Dr Anders Tegnell told Galway event that the decision, considered controversial by many, was based on plentiful data and continues to benefit children
The former head of epidemiology at the Public Health Agency of Sweden has said a decision regarded by many as highly controversial – not to close schools in his country during the Covid-19 pandemic – remained the one with which he was most pleased.
Dr Anders Tegnell said there were many misconceptions internationally about the way Sweden handled the crisis, especially in its early phase, but his country had one of the lowest rates of excess death during the pandemic.
Speaking with former Nphet member Prof Martin Cormican, at an event at the University of Galway organised as part of the EU’s programme of research to prepare for any future pandemic, Pandem-2, Dr Tegnell said that although Sweden had not introduced some of the more restrictive lockdown measures seen in many countries, many of the same approaches had been recommended and, due to high levels of trust in the authorities, had resulted in high levels of observance.
Mobile phone data, he said, showed Swedish people had restricted movement more than in other Nordic countries.
He said the authorities had to grapple with the same Covid-related issues experienced in other countries and suffered similarly poor outcomes in some areas but overall, he said, the data firmly suggested the country had one of the lowest excess death rates recorded internationally.
A key area in which he believed Sweden’s approach had been correct was the decision to keep schools for under-15s open as the benefits of doing this far outweighed the risks.
“We took the very conscious decision not to close schools for children under 15. And I think if there’s one decision I’m happy that we took it’s this one because I think it’s going to make a lot of difference to those children,” he said.
“All the indications we had were that children were very, very seldom sick,” he said. “The Chinese, the Italians, all the data told us that, so we were not really worried about the children. And the data also told us that children very seldom spread the disease.
“And we had people in our agency who worked with schools. And there was plenty of evidence of how bad it is, especially for disadvantaged children, not to be able to go to school for many different reasons, not only because of education but also because of school lunches, social context and all of these things.”

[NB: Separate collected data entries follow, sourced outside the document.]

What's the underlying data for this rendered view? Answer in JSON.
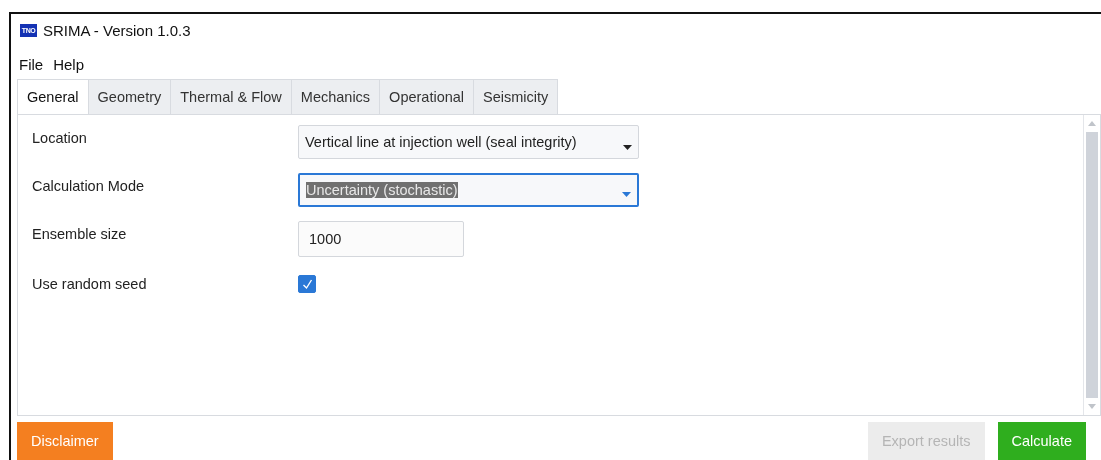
{
  "window": {
    "title": "SRIMA - Version 1.0.3",
    "logo": "TNO"
  },
  "menu": [
    "File",
    "Help"
  ],
  "tabs": [
    {
      "label": "General",
      "selected": true
    },
    {
      "label": "Geometry",
      "selected": false
    },
    {
      "label": "Thermal & Flow",
      "selected": false
    },
    {
      "label": "Mechanics",
      "selected": false
    },
    {
      "label": "Operational",
      "selected": false
    },
    {
      "label": "Seismicity",
      "selected": false
    }
  ],
  "fields": [
    {
      "kind": "dropdown",
      "label": "Location",
      "value": "Vertical line at injection well (seal integrity)",
      "focused": false
    },
    {
      "kind": "dropdown",
      "label": "Calculation Mode",
      "value": "Uncertainty (stochastic)",
      "focused": true
    },
    {
      "kind": "text",
      "label": "Ensemble size",
      "value": "1000"
    },
    {
      "kind": "checkbox",
      "label": "Use random seed",
      "checked": true
    }
  ],
  "buttons": [
    {
      "kind": "warning",
      "label": "Disclaimer",
      "disabled": false
    },
    {
      "kind": "plain",
      "label": "Export results",
      "disabled": true
    },
    {
      "kind": "primary",
      "label": "Calculate",
      "disabled": false
    }
  ]
}
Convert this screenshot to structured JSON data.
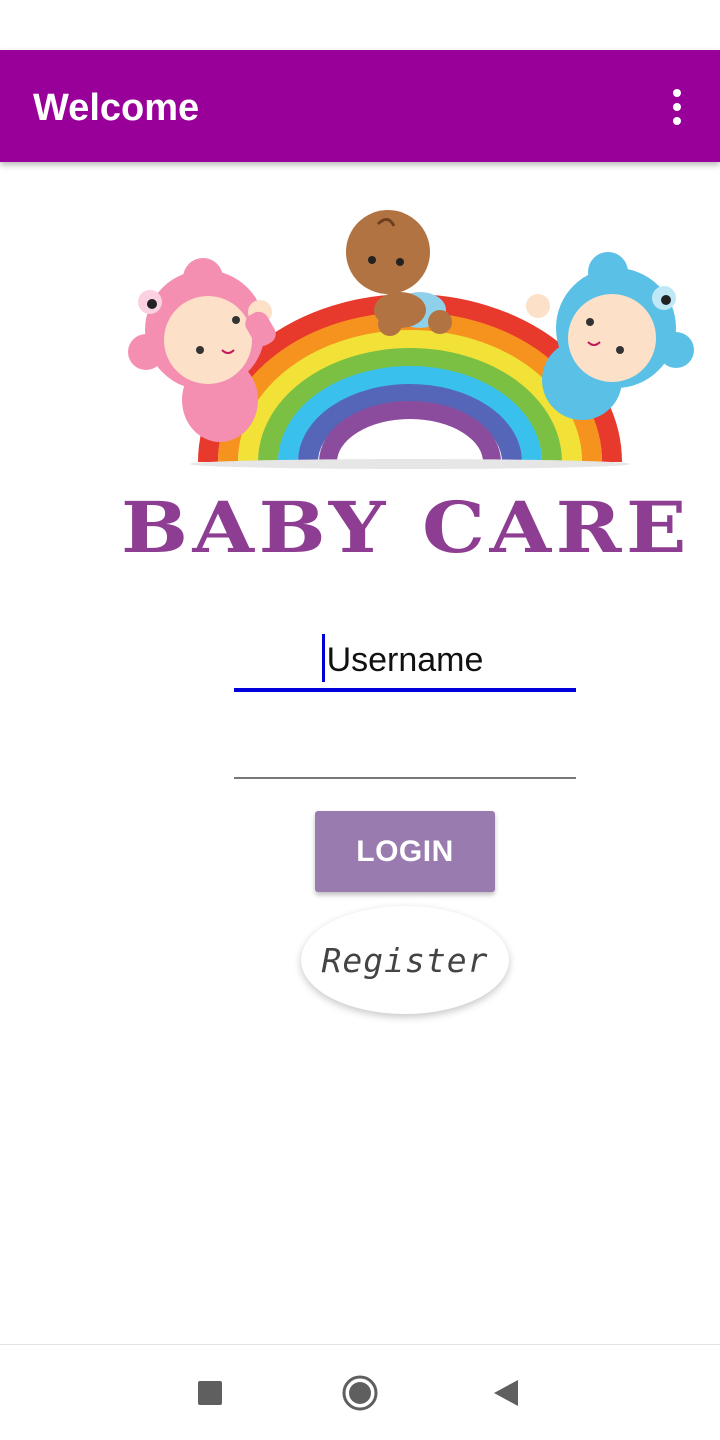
{
  "app_bar": {
    "title": "Welcome",
    "background": "#990099",
    "overflow_icon": "more-vert-icon"
  },
  "logo": {
    "text": "BABY CARE",
    "text_color": "#8e3e92",
    "icon": "babies-rainbow-illustration"
  },
  "form": {
    "username": {
      "value": "Username",
      "focused": true
    },
    "password": {
      "value": ""
    },
    "login_label": "LOGIN",
    "login_color": "#9a7bb0",
    "register_label": "Register"
  },
  "nav_bar": {
    "recents_icon": "square-icon",
    "home_icon": "circle-icon",
    "back_icon": "triangle-back-icon"
  }
}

The evidence was not complete, he acknowledged, but he said drawing on evidence from the country’s experience of flu, swine flu and other respiratory viruses, the conclusion had been that “there was very little evidence … that it makes much of a difference to close schools”.

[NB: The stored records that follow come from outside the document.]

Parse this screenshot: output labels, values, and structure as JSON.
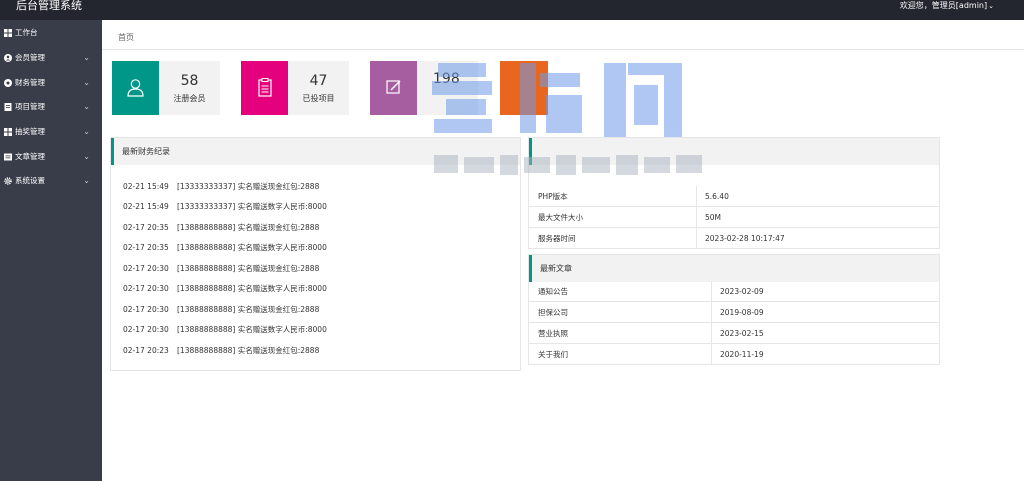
{
  "app": {
    "title": "后台管理系统"
  },
  "header": {
    "user_greeting": "欢迎您，管理员[admin]"
  },
  "sidebar": {
    "items": [
      {
        "label": "工作台",
        "icon": "dashboard-icon",
        "expandable": false
      },
      {
        "label": "会员管理",
        "icon": "user-icon",
        "expandable": true
      },
      {
        "label": "财务管理",
        "icon": "finance-icon",
        "expandable": true
      },
      {
        "label": "项目管理",
        "icon": "project-icon",
        "expandable": true
      },
      {
        "label": "抽奖管理",
        "icon": "lottery-icon",
        "expandable": true
      },
      {
        "label": "文章管理",
        "icon": "article-icon",
        "expandable": true
      },
      {
        "label": "系统设置",
        "icon": "gear-icon",
        "expandable": true
      }
    ]
  },
  "breadcrumb": {
    "home": "首页"
  },
  "stats": [
    {
      "value": "58",
      "label": "注册会员",
      "color": "#009688",
      "icon": "user-outline-icon"
    },
    {
      "value": "47",
      "label": "已投项目",
      "color": "#e5007e",
      "icon": "clipboard-icon"
    },
    {
      "value": "198",
      "label": "",
      "color": "#a65ea0",
      "icon": "edit-icon"
    },
    {
      "value": "",
      "label": "",
      "color": "#e8661e",
      "icon": ""
    }
  ],
  "finance": {
    "title": "最新财务纪录",
    "rows": [
      {
        "time": "02-21 15:49",
        "text": "[13333333337] 实名赠送现金红包:2888"
      },
      {
        "time": "02-21 15:49",
        "text": "[13333333337] 实名赠送数字人民币:8000"
      },
      {
        "time": "02-17 20:35",
        "text": "[13888888888] 实名赠送现金红包:2888"
      },
      {
        "time": "02-17 20:35",
        "text": "[13888888888] 实名赠送数字人民币:8000"
      },
      {
        "time": "02-17 20:30",
        "text": "[13888888888] 实名赠送现金红包:2888"
      },
      {
        "time": "02-17 20:30",
        "text": "[13888888888] 实名赠送数字人民币:8000"
      },
      {
        "time": "02-17 20:30",
        "text": "[13888888888] 实名赠送现金红包:2888"
      },
      {
        "time": "02-17 20:30",
        "text": "[13888888888] 实名赠送数字人民币:8000"
      },
      {
        "time": "02-17 20:23",
        "text": "[13888888888] 实名赠送现金红包:2888"
      }
    ]
  },
  "sysinfo": {
    "rows": [
      {
        "key": "PHP版本",
        "value": "5.6.40"
      },
      {
        "key": "最大文件大小",
        "value": "50M"
      },
      {
        "key": "服务器时间",
        "value": "2023-02-28 10:17:47"
      }
    ]
  },
  "articles": {
    "title": "最新文章",
    "rows": [
      {
        "name": "通知公告",
        "date": "2023-02-09"
      },
      {
        "name": "担保公司",
        "date": "2019-08-09"
      },
      {
        "name": "营业执照",
        "date": "2023-02-15"
      },
      {
        "name": "关于我们",
        "date": "2020-11-19"
      }
    ]
  },
  "colors": {
    "topbar": "#23262e",
    "sidebar": "#393d49",
    "accent": "#009688"
  }
}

“I think another difference between different countries was a really long-term vision … the whole time we said ‘this is not going to go away’. I don’t think anybody was thinking about three years but we realised it’s going to take a long time ‘so we’re not talking closing schools for a week or two’.”

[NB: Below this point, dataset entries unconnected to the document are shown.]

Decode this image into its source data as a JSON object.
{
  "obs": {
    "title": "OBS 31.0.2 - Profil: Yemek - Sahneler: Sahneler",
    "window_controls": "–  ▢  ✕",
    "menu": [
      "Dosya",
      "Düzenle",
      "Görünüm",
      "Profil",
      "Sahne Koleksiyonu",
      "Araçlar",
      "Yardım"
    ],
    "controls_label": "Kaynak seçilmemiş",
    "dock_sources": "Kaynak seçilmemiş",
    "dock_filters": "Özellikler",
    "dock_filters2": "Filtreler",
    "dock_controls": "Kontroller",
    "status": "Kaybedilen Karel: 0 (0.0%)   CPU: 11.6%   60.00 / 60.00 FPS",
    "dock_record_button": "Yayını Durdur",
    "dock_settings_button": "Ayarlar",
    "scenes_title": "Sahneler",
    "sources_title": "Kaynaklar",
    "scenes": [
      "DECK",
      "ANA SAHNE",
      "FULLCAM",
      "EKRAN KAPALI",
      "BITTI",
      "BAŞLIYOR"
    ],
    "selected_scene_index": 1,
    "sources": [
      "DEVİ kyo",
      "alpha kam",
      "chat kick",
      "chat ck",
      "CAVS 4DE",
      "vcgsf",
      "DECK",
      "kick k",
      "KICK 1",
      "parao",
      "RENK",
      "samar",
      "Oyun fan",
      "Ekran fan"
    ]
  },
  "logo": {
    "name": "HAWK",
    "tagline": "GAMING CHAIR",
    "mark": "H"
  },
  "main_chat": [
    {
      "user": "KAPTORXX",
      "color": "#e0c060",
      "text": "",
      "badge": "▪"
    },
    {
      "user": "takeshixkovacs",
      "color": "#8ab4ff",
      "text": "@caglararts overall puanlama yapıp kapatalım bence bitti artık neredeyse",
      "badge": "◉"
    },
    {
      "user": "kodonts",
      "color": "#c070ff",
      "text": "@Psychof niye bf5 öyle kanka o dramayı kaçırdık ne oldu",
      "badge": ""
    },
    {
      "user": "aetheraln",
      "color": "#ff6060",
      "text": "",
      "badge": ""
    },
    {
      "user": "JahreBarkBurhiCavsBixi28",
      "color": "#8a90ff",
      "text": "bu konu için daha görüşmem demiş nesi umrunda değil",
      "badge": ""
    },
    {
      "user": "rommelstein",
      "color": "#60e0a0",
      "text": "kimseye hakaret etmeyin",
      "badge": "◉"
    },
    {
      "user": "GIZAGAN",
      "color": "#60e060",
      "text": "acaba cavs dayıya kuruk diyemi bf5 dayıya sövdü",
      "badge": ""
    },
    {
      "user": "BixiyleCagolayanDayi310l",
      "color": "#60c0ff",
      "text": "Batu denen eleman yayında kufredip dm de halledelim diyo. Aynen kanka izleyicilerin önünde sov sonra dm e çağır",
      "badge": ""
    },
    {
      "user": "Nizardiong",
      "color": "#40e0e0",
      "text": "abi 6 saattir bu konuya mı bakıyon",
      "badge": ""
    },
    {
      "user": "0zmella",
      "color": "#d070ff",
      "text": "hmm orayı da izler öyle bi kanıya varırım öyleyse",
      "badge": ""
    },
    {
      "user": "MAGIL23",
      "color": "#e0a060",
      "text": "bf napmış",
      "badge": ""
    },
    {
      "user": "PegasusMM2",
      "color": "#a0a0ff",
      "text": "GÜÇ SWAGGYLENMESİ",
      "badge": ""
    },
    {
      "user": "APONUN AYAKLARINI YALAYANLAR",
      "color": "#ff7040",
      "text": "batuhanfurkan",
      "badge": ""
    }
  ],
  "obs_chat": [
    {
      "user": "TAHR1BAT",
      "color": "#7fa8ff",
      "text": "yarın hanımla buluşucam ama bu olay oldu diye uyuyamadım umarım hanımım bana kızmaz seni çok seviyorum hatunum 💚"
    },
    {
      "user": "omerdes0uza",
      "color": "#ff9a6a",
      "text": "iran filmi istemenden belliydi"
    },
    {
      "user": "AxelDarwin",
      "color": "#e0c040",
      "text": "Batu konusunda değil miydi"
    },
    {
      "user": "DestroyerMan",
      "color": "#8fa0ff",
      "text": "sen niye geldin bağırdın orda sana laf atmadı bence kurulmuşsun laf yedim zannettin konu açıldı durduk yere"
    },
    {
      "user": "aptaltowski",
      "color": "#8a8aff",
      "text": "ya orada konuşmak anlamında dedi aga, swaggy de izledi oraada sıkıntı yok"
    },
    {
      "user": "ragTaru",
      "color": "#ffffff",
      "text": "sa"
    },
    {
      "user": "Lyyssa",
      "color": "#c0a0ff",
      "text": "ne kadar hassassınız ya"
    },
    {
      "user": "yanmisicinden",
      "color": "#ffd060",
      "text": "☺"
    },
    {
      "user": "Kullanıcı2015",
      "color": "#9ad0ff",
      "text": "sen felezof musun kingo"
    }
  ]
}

Prof Cormican, meanwhile, said he would very much like see the establishment of an Institute of Public Health in Ireland, which could potentially share the burden of decision making during any future health emergency.
He said he accepted it was the Government’s responsibility to make the key decisions about the handling of the pandemic and said sometimes decisions that were not based on medical advice were correct because political considerations were also important.
But, he suggested, there had been a misapprehension among many members of the public that Nphet had been making decisions on restrictions when “Nphet didn’t have the authority to make you put a lamp on your bicycle. Nphet was an advisory body.”
Prof Cormican has previously expressed the view that Ireland’s response to the crisis depended too much on fear and limited basic freedoms for too long. This failed to take adequate account of the “collateral damage” to health and wellbeing, especially on those who were already vulnerable or disadvantaged.
“There is an uncomfortable feeling that mask use in schools, like so much else that deprived children of their education and childhood, was done to placate powerful interest groups at the expense of the children’s fundamental rights,” he said in a paper to the Irish Society of Clinical Microbiologists.